As they reached the edge, they clustered together, staring across at us with wide, terrified eyes, but some were already drawing near with Osric leading the way.
"Get to the other side!" I screamed, my voice raw and barely audible over the wind. "Get to the portal side! Now! The vines on the palace side will kill you!"
Vetle's voice thundered beside me. "Cross to the portal side immediately! That's an order! Gehn, Baza, get four guards and gather all the rope you can find." But the wind over the chasm made it impossible to tell if they could hear.
Maltric signaled for the others to hold back and then spread his wings and flew to us. He did not land. “Your Majesties.” His monocle glinted in the low light. “What is happening?” The wind buffeted him as he struggled to not land and yet listen.
We explained as quickly as we could. He scowled but listened, then flew back, fighting against the violent winds. The group of survivors at once sprang into motion. Those with wings began flying those without over. A small group raced back into the palace to get rope.
The vines constricted again, and I gasped as another wave of draining energy pulsed through me. Bleeding hemlock! This eidon was hungry. Vetle's arms tightened around me, his breath coming harder against my hair.

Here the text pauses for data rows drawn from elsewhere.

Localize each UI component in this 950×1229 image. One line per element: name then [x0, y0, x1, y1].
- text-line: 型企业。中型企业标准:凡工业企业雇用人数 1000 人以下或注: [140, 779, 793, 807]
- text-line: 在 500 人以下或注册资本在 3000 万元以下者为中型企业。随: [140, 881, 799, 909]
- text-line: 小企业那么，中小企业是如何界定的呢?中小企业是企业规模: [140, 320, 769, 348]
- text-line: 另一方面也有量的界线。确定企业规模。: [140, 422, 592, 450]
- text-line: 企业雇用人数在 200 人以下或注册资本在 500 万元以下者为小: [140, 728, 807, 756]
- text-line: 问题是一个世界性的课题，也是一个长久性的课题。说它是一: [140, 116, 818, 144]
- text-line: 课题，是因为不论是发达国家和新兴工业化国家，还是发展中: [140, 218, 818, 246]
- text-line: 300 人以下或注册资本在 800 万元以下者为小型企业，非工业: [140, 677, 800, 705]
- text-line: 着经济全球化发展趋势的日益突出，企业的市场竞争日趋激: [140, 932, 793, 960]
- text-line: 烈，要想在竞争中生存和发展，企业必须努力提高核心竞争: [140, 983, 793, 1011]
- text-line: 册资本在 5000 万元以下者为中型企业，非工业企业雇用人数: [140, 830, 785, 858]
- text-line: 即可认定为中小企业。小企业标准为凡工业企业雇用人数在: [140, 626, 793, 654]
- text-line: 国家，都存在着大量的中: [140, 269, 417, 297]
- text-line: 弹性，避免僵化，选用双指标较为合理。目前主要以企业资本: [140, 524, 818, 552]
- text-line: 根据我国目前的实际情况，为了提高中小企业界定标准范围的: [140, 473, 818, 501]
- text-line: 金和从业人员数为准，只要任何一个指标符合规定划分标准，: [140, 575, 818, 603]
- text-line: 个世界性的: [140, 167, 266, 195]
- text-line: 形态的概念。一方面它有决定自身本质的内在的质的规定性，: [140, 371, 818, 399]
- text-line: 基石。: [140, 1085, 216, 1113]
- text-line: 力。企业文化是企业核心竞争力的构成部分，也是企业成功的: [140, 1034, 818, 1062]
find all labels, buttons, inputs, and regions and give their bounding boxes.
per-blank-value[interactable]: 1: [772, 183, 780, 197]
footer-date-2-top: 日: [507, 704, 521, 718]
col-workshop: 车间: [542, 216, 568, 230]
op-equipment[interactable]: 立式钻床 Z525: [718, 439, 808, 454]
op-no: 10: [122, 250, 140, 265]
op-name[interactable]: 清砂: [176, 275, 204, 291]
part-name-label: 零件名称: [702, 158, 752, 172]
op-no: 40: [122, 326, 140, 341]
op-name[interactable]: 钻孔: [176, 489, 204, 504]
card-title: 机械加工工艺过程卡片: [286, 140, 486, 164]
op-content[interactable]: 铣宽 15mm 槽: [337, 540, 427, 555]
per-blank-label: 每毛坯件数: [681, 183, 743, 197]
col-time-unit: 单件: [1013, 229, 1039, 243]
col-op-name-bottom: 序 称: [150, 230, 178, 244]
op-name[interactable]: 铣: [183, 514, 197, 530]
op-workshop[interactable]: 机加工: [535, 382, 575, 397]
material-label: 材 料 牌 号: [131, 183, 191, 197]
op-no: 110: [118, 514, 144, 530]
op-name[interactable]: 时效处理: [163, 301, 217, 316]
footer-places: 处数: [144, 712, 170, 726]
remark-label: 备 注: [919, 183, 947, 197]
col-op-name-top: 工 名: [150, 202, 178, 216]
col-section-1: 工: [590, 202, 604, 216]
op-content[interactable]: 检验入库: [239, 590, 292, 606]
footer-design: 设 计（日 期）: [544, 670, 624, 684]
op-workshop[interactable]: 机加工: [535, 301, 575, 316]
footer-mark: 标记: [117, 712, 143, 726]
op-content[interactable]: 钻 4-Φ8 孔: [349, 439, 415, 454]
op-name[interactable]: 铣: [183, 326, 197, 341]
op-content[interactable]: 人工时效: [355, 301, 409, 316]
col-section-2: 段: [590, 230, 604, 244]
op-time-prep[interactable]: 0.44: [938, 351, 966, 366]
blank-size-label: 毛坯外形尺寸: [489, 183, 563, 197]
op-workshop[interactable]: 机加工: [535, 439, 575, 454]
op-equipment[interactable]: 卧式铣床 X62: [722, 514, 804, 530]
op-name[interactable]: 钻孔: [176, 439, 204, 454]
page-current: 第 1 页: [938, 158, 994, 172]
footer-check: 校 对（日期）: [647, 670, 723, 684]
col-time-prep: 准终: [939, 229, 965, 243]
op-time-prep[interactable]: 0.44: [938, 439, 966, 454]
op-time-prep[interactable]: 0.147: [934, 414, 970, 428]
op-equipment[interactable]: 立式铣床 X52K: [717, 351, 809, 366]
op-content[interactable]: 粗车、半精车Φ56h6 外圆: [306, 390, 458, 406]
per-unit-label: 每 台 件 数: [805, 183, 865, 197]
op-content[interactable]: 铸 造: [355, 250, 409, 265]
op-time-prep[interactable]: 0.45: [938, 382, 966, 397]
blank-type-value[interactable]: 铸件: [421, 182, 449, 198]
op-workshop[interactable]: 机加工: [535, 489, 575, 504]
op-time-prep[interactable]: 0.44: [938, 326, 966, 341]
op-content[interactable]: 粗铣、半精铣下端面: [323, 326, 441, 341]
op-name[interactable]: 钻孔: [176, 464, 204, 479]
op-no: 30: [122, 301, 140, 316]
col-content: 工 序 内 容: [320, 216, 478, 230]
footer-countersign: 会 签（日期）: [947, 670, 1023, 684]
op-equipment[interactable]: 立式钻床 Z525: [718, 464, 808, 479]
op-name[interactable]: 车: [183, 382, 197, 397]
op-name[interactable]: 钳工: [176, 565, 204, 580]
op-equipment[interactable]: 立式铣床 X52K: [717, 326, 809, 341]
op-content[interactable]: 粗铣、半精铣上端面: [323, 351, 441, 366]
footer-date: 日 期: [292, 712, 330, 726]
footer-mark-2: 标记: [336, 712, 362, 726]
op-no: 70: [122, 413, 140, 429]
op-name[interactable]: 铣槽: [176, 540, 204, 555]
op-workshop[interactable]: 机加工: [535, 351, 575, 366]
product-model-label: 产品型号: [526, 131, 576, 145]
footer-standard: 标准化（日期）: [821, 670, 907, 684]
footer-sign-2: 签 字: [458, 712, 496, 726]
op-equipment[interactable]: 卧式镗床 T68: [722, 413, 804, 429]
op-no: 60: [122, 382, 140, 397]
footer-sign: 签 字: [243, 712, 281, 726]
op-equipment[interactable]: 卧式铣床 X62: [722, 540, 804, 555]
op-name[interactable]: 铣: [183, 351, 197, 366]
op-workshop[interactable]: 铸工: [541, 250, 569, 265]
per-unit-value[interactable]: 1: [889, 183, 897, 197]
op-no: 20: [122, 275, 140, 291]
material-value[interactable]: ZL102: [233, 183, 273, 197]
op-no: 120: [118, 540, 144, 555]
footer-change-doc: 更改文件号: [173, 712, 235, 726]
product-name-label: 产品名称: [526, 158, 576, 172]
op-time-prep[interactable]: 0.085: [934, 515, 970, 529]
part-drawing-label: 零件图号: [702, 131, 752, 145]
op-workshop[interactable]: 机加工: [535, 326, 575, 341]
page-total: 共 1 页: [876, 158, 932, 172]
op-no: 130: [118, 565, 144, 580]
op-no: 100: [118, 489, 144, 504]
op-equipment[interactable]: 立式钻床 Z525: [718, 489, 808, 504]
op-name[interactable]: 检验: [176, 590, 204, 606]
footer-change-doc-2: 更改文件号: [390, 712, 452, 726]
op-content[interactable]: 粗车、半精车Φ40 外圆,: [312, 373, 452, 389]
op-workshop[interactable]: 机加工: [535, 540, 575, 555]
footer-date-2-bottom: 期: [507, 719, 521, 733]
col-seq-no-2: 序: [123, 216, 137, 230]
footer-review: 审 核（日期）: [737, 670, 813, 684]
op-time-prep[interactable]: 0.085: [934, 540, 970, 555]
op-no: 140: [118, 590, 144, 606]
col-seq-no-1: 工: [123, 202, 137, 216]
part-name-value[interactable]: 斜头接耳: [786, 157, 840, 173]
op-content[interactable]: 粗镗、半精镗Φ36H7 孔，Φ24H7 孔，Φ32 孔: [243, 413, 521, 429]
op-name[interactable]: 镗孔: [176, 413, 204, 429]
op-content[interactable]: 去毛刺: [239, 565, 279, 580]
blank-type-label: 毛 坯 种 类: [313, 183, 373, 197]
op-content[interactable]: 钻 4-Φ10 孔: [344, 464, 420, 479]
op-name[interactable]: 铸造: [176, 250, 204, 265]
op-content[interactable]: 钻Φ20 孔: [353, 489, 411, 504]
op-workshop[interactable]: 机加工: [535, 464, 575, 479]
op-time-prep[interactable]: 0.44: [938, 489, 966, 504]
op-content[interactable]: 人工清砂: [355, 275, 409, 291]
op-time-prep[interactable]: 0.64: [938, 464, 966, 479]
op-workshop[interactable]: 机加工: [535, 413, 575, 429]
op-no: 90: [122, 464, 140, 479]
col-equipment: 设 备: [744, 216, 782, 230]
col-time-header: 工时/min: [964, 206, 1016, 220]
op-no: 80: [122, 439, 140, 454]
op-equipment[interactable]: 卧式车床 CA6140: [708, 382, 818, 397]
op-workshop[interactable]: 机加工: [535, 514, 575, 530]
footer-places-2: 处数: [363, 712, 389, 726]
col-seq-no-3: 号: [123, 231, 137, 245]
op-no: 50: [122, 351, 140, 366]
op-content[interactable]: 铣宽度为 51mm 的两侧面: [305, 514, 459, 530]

A low rumble shook through the column beneath us, and I felt rather than heard Aerithyn's anguished cry vibrating through the stone. The vines writhed more frantically now, pulling us to the edge. My feet slipped another inch.
Cracks formed in the earth as the rock on the palace-facing side popped. A chunk of stone sheared off the edge and plummeted into the chasm below, vanishing into the depths without a sound. My breath hitched.
More cracks splintered outward from the bridge like veins under a bruise—hairline at first, then widening.
Dust billowed up from the ruptures in short bursts as stones shifted, dislodged.
The palace itself groaned behind us, an eerie, low sound like some ancient creature beginning to stir after a long slumber.
The vines around my waist tugged tighter, and the skin along my ribs prickled as if something beneath it had begun to unravel. Vetle’s wings pressed back against the vines, his shadows surging up, weaker than before and more charcoal than black.